“As to your affairs, Cousin Roger,” he said, “they will soon be determined. I take it that when you have kissed His Majesty’s hand and paid your duty to the Duke, you will have done all that you should for the present.”
I did not contradict him; but he was not to be restrained.
“You are come to seek your fortune, no doubt:” (he winked on me again as he said this, to draw attention to his discretion); “and there is nothing else in the world but that, no doubt, that brings you to England.” (He said this with an evident irony that even a child would have understood.) “Not that you have not a very pretty fortune already: I understand that it is near upon a thousand pounds a year; and great estates in Normandy too, when you shall be twenty-eight years old. I am right, am I not?”
Now he was right; but I wondered that he should take such pains to know it all.
“There or thereabouts,” I said.
“That condition of twenty-eight years is a strange one,” he went on. “Now what made your poor father fix upon that, I wonder?”
I told him that my father held that a man’s life went by sevens, and that every man was a boy till he was twenty-one, a fool till he was twenty-eight, and a man, by God’s grace, after that.
“Ah, that was it, was it?” he said, stretching his legs yet further. “I have often wondered as to how that was.”

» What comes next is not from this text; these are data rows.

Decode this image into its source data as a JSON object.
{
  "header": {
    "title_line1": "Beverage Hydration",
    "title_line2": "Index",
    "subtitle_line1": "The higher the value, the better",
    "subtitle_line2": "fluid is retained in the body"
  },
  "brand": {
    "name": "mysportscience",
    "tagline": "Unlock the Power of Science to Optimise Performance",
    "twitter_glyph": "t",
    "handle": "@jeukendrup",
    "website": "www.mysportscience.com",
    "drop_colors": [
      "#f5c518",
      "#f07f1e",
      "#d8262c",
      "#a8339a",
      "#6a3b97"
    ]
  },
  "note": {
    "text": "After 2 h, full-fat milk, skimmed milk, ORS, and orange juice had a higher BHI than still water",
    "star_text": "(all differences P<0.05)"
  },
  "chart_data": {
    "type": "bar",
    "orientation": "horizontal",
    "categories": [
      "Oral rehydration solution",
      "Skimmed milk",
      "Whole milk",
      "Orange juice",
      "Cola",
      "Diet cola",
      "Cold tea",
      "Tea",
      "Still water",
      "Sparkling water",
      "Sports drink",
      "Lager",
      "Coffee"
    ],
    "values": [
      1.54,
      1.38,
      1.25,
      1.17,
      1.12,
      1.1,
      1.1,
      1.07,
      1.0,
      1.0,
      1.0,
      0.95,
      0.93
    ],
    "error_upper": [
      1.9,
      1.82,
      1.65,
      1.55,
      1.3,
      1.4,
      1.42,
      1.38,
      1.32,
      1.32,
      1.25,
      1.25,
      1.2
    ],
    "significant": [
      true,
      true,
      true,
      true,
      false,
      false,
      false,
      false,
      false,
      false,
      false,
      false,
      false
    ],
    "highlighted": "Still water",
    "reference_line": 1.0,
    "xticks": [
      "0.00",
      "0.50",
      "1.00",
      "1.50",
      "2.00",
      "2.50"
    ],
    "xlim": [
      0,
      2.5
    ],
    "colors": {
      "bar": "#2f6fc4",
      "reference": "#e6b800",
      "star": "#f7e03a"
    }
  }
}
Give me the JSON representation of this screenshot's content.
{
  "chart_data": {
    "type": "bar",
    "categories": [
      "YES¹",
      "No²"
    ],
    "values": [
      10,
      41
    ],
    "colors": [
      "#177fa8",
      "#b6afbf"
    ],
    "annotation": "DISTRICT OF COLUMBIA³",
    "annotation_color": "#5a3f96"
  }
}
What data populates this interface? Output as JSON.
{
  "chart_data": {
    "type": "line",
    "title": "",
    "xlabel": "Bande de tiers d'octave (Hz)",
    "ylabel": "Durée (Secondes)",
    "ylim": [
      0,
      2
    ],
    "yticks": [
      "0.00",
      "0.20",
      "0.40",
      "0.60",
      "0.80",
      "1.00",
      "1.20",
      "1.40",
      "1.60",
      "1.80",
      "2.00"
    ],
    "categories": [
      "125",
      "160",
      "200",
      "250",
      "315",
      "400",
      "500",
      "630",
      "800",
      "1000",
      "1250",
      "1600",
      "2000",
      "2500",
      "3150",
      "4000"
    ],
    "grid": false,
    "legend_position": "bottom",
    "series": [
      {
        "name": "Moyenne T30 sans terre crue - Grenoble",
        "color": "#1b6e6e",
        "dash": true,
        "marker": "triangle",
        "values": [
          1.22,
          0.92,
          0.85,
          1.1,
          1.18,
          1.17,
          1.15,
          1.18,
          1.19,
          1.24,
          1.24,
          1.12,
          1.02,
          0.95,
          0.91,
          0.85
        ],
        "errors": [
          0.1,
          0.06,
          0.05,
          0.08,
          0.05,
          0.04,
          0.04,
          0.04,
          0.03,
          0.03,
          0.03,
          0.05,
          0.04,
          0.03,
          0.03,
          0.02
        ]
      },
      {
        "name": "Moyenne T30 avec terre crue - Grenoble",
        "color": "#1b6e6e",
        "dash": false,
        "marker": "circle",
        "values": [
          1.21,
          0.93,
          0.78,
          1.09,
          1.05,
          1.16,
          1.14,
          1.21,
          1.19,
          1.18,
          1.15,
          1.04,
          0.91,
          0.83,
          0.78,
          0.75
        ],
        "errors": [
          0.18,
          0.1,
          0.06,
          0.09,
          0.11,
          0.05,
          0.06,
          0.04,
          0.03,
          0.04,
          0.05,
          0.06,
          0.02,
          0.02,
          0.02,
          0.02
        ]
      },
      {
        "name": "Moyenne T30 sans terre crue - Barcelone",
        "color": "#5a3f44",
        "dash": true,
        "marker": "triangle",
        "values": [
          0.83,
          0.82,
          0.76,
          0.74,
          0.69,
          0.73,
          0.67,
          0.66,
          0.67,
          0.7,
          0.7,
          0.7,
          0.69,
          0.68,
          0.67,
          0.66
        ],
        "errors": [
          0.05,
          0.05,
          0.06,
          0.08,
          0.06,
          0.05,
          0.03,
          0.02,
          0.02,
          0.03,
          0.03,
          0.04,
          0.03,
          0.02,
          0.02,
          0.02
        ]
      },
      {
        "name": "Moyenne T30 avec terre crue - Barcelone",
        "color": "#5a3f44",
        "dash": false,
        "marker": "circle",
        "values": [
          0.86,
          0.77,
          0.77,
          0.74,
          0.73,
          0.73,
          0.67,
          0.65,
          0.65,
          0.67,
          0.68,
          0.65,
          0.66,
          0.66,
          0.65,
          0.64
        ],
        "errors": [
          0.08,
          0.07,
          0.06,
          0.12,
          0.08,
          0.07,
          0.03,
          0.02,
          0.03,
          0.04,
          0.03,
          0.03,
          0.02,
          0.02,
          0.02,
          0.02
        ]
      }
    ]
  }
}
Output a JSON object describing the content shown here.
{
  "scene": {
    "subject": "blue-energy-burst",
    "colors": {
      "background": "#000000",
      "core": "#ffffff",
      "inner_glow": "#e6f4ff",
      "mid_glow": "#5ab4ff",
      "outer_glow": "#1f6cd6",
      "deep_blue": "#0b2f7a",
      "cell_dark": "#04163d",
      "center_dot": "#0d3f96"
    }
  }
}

And that shewed me that his mind must have run a good deal upon my fortunes; but as yet I did not understand the reason.
When, presently, my Cousin Dorothy had shut the door of her room, and my man was gone down again to the horses, he began again on his old tack.
“You and I, Cousin Roger,” he said, “will soon understand one another. I knew that as soon as I clapped eyes on you. Come, tell me what your business is here. I’m as close as the grave over a friend’s secrets.”
“My dear cousin,” I said, “I do not know what business you mean. Was not my letter explicit enough? I am come to live here as an English gentleman. What other business should I have?”
He winked again at me.
“Yes, yes,” he said. “And now having done your duty to your discretion, do it to your friendship for me too. I know very well that a man who comes from a Roman monastery, with letters from the French ambassador, does not come for nothing. Is there some new scheme on hand?—for the honour of Holy Church, no doubt?”
I thanked God then that I had said not one word in my letter that Shaftesbury himself might not have read. I had been in two minds about it; but had determined to wait until I saw my cousin and learned for myself what kind of man he was.
“My dear cousin,” I said again, “even if I had come on some such mission, I should assure you, as I do now, that it was nothing of the kind. How else could such missions be kept secret at all? It would be a secretum commissum in any case; as the theologians would say. I can but repeat what I said in my letter to you; and, if you will think of it, you will see that it is not likely that any matter of importance would be entrusted to a young man of my age.”